這會兒我就正聽著傅青雲的彙報:「小姐,這幾年來的進帳最多的當屬客棧,來住的貴人特別多,點的都是一至十號高價房;其次是樂部,只是自四喜班進京後這段日子比以往進帳少了些;再下去是食館和茶樓,不過都比這城中任何一家賺的多得多;至於學堂嘛,雖然那些達官貴人的子弟交了學費,但那些免費讀的窮孩子太多,開頭兩年還能持平,近一年來卻是倒貼進去!」
「細節你不用講了,你清楚就行。傅大哥,你也知道,我在天京已經有了暖閣,這小樓我想交給你和素月姐姐……」
我話還沒說完,就被傅青雲打斷了:「這……這怎麼行,這一切都是小姐您的,我們怎麼能要。」
我抬起手,止住了他的話題:「傅大哥,你想好了再回答我。如果你不接,我只能結束它了,這樣一來,學堂也就辦不下去,那些窮孩子就沒地方學東西,學堂收留的那些孤兒更是沒有了容身之處!」
傅青雲本就是窮苦孤兒出身,當初辦學堂一事他是最積極的,我就不信他真能放棄那些個孩子!
見他還在猶豫,我說道:「其實當初辦小樓的最大目的就是為了我們的善舉能繼續下去,你和素月姐姐心腸都軟,見不得那些個孩子無家可歸。如果我把它交給別人,學堂不一定保得住,誰會做賠本的買賣?所以,交給你,我最放心。我給你時間考慮,如果三天後,你仍舊不答應,我便將它賣了!」
傅青雲見我不是說笑,咬牙應道:「好吧,既然小姐如此說,我就應了,可是我不能白拿你的東西,你把它賣給我!只是……只是得先賒著帳,我分期還給你。」
呦,還學會分期付款了!我翻了個白眼,這人做事時那麼精明,對人怎麼這麼認真!一件簡簡單單的事兒,非得搞那麼複雜!
「傅大哥,你到底明不明白,我們從成通錢莊貸的那五十萬庅銀子不用還了,這筆銀子買幾個小樓都行了,你用得著和我分那麼明白嗎?」我嘆口氣,這傅青雲和素月,真是不是一家人,不進一家門,兩個人都是一個德性,認死理兒。
「可是小姐也得幫人家幹事,那也是你自個兒賺的,該是你自個兒的。」
我眼珠一轉,想到了一個主意:「這樣吧,你接下小樓,我不要你用銀子來買,要你用三個條件來買,如何?」我也來效法束連成的做法。
「三個條件?」傅青雲奇道。
「對,三個條件!在你的一生,我會讓你做三件事,不管事有多難,哪怕是要你的命,你都要為我做到!要做什麼事,到時候我會通知你,以我的印鑑為證。」像他這種人,說得越難,他越有興趣。
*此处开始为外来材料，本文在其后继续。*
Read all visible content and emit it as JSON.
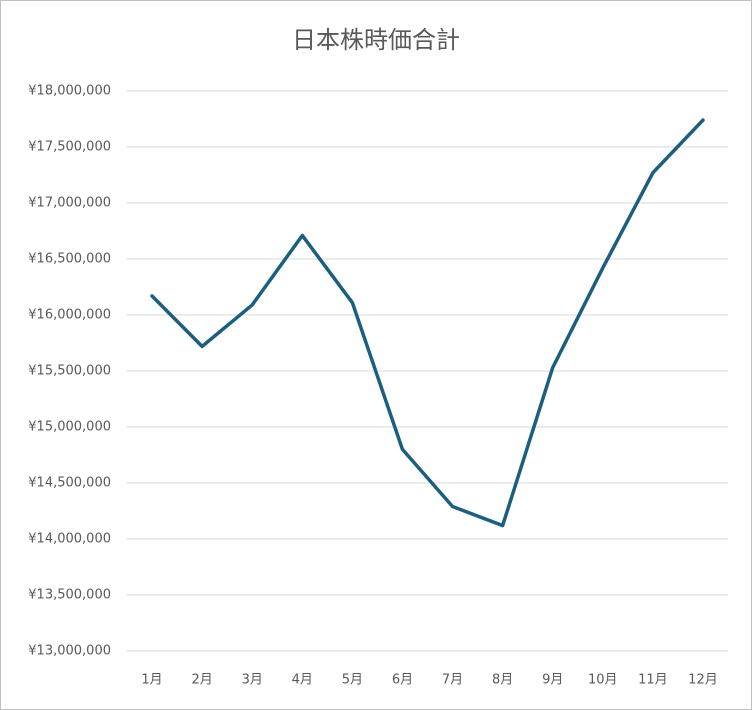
{
  "chart_data": {
    "type": "line",
    "title": "日本株時価合計",
    "categories": [
      "1月",
      "2月",
      "3月",
      "4月",
      "5月",
      "6月",
      "7月",
      "8月",
      "9月",
      "10月",
      "11月",
      "12月"
    ],
    "series": [
      {
        "name": "日本株時価合計",
        "color": "#1b5e80",
        "values": [
          16170000,
          15720000,
          16090000,
          16710000,
          16110000,
          14800000,
          14290000,
          14120000,
          15530000,
          16420000,
          17270000,
          17740000
        ]
      }
    ],
    "ylim": [
      13000000,
      18000000
    ],
    "yticks": [
      {
        "value": 13000000,
        "label": "¥13,000,000"
      },
      {
        "value": 13500000,
        "label": "¥13,500,000"
      },
      {
        "value": 14000000,
        "label": "¥14,000,000"
      },
      {
        "value": 14500000,
        "label": "¥14,500,000"
      },
      {
        "value": 15000000,
        "label": "¥15,000,000"
      },
      {
        "value": 15500000,
        "label": "¥15,500,000"
      },
      {
        "value": 16000000,
        "label": "¥16,000,000"
      },
      {
        "value": 16500000,
        "label": "¥16,500,000"
      },
      {
        "value": 17000000,
        "label": "¥17,000,000"
      },
      {
        "value": 17500000,
        "label": "¥17,500,000"
      },
      {
        "value": 18000000,
        "label": "¥18,000,000"
      }
    ],
    "grid": true
  }
}
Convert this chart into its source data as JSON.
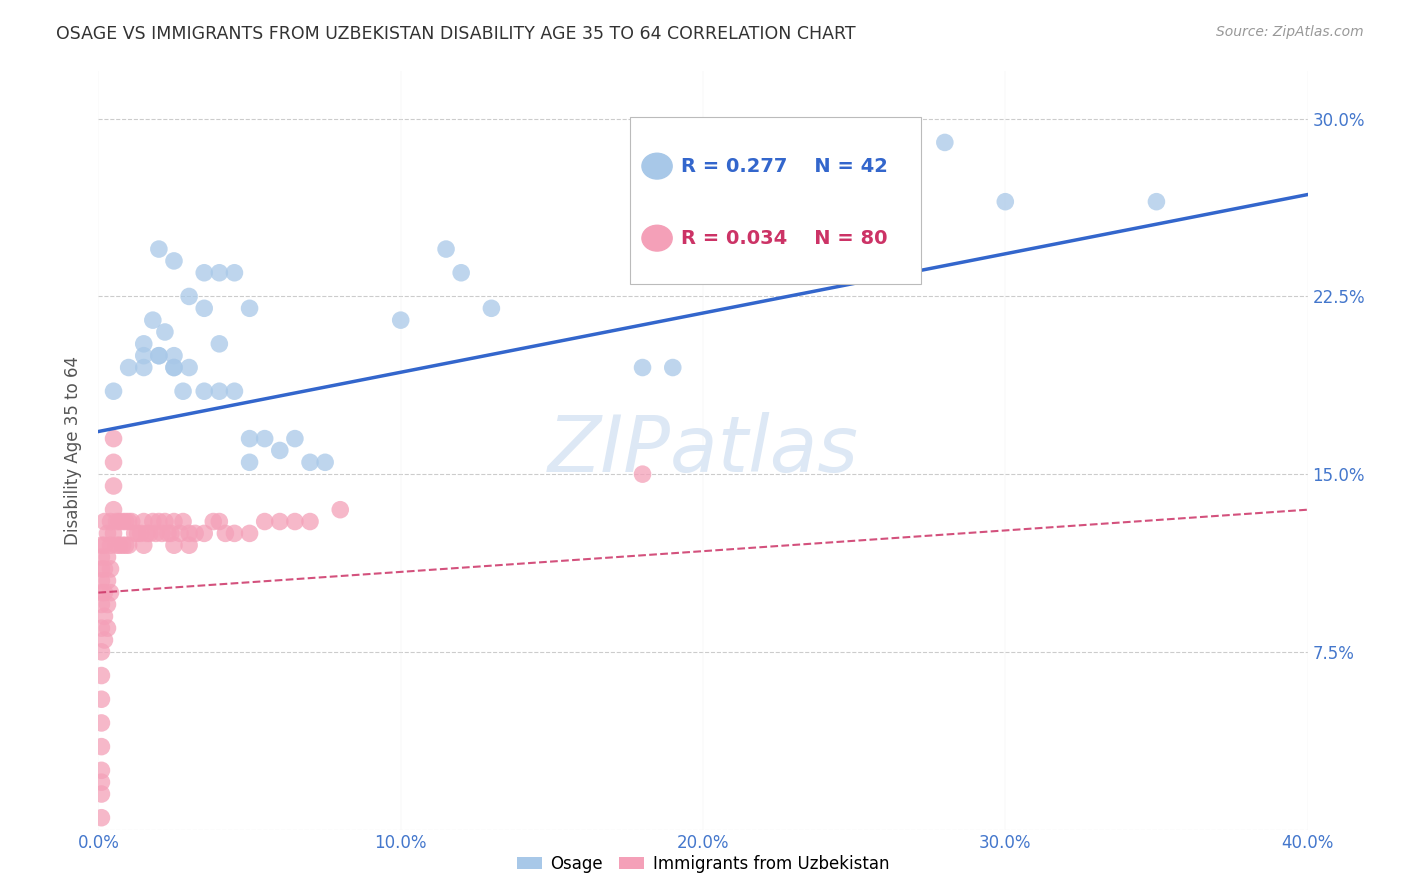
{
  "title": "OSAGE VS IMMIGRANTS FROM UZBEKISTAN DISABILITY AGE 35 TO 64 CORRELATION CHART",
  "source": "Source: ZipAtlas.com",
  "ylabel": "Disability Age 35 to 64",
  "xlim": [
    0.0,
    0.4
  ],
  "ylim": [
    0.0,
    0.32
  ],
  "xticks": [
    0.0,
    0.1,
    0.2,
    0.3,
    0.4
  ],
  "yticks": [
    0.0,
    0.075,
    0.15,
    0.225,
    0.3
  ],
  "ytick_labels": [
    "",
    "7.5%",
    "15.0%",
    "22.5%",
    "30.0%"
  ],
  "xtick_labels": [
    "0.0%",
    "10.0%",
    "20.0%",
    "30.0%",
    "40.0%"
  ],
  "blue_color": "#a8c8e8",
  "pink_color": "#f4a0b8",
  "blue_line_color": "#3366cc",
  "pink_line_color": "#cc3366",
  "axis_label_color": "#4477cc",
  "watermark_text": "ZIPatlas",
  "watermark_color": "#dde8f5",
  "background_color": "#ffffff",
  "grid_color": "#cccccc",
  "osage_x": [
    0.015,
    0.015,
    0.018,
    0.02,
    0.022,
    0.025,
    0.025,
    0.028,
    0.03,
    0.035,
    0.04,
    0.045,
    0.05,
    0.055,
    0.06,
    0.065,
    0.07,
    0.075,
    0.02,
    0.025,
    0.035,
    0.04,
    0.045,
    0.05,
    0.05,
    0.1,
    0.115,
    0.12,
    0.13,
    0.18,
    0.19,
    0.28,
    0.3,
    0.35,
    0.005,
    0.01,
    0.015,
    0.02,
    0.025,
    0.03,
    0.035,
    0.04
  ],
  "osage_y": [
    0.205,
    0.195,
    0.215,
    0.2,
    0.21,
    0.2,
    0.195,
    0.185,
    0.195,
    0.185,
    0.185,
    0.185,
    0.165,
    0.165,
    0.16,
    0.165,
    0.155,
    0.155,
    0.245,
    0.24,
    0.22,
    0.235,
    0.235,
    0.22,
    0.155,
    0.215,
    0.245,
    0.235,
    0.22,
    0.195,
    0.195,
    0.29,
    0.265,
    0.265,
    0.185,
    0.195,
    0.2,
    0.2,
    0.195,
    0.225,
    0.235,
    0.205
  ],
  "uzbek_x": [
    0.001,
    0.001,
    0.001,
    0.001,
    0.001,
    0.001,
    0.001,
    0.001,
    0.001,
    0.001,
    0.001,
    0.001,
    0.001,
    0.001,
    0.001,
    0.002,
    0.002,
    0.002,
    0.002,
    0.002,
    0.002,
    0.003,
    0.003,
    0.003,
    0.003,
    0.003,
    0.004,
    0.004,
    0.004,
    0.004,
    0.005,
    0.005,
    0.005,
    0.005,
    0.005,
    0.006,
    0.006,
    0.007,
    0.007,
    0.008,
    0.008,
    0.009,
    0.009,
    0.01,
    0.01,
    0.011,
    0.012,
    0.013,
    0.014,
    0.015,
    0.015,
    0.016,
    0.017,
    0.018,
    0.019,
    0.02,
    0.021,
    0.022,
    0.023,
    0.024,
    0.025,
    0.025,
    0.027,
    0.028,
    0.03,
    0.03,
    0.032,
    0.035,
    0.038,
    0.04,
    0.042,
    0.045,
    0.05,
    0.055,
    0.06,
    0.065,
    0.07,
    0.08,
    0.18,
    0.001
  ],
  "uzbek_y": [
    0.115,
    0.105,
    0.095,
    0.085,
    0.075,
    0.065,
    0.055,
    0.045,
    0.035,
    0.025,
    0.015,
    0.005,
    0.12,
    0.11,
    0.1,
    0.13,
    0.12,
    0.11,
    0.1,
    0.09,
    0.08,
    0.125,
    0.115,
    0.105,
    0.095,
    0.085,
    0.13,
    0.12,
    0.11,
    0.1,
    0.165,
    0.155,
    0.145,
    0.135,
    0.125,
    0.13,
    0.12,
    0.13,
    0.12,
    0.13,
    0.12,
    0.13,
    0.12,
    0.13,
    0.12,
    0.13,
    0.125,
    0.125,
    0.125,
    0.13,
    0.12,
    0.125,
    0.125,
    0.13,
    0.125,
    0.13,
    0.125,
    0.13,
    0.125,
    0.125,
    0.13,
    0.12,
    0.125,
    0.13,
    0.125,
    0.12,
    0.125,
    0.125,
    0.13,
    0.13,
    0.125,
    0.125,
    0.125,
    0.13,
    0.13,
    0.13,
    0.13,
    0.135,
    0.15,
    0.02
  ],
  "blue_trendline_x": [
    0.0,
    0.4
  ],
  "blue_trendline_y": [
    0.168,
    0.268
  ],
  "pink_trendline_x": [
    0.0,
    0.4
  ],
  "pink_trendline_y": [
    0.1,
    0.135
  ]
}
果然上當,他應道:「好!我答應你,以三個條件換小樓,到時候,你要我傅青雲做任何事,哪怕上刀山,下火海,我決不皺一下眉頭,即使我死了,我也會交待我的孩兒一定做到!」
真正狂熱的江湖大俠,你的孩子,不就是素月的孩子,我是孩子的阿姨,你捨得我還捨不得呢!
反正總算把小樓脫手了就好,這樣也捆住了傅青雲,免得他帶著素月浪跡江湖,素月就能安安穩穩地在潞州過日子了。
「對了,如果以後學堂的孩子出師了,有想做事的,你就舉薦他到京中來,到暖閣找一個叫尹六的人就行。」
「小姐難道這就要離開了麼?還是以後都不會來潞州了?」傅青雲問道。
「沒有,你也知道我是凌家的小姐,身不由己,先安排好了,免得臨時來不及。你別擔心,無論以後我在哪裡,都不會和素月姐姐斷了聯絡!」
我們這兒正談著,有人輕釦門扉:「夏公子,有人找你。」
我對傅青雲遞了個眼色,他騰身一躍,跳窗而去。我不禁失笑,要是小樓的人知道他們的大管事在自家樓內見個人還得走窗戶,不笑掉大牙才怪。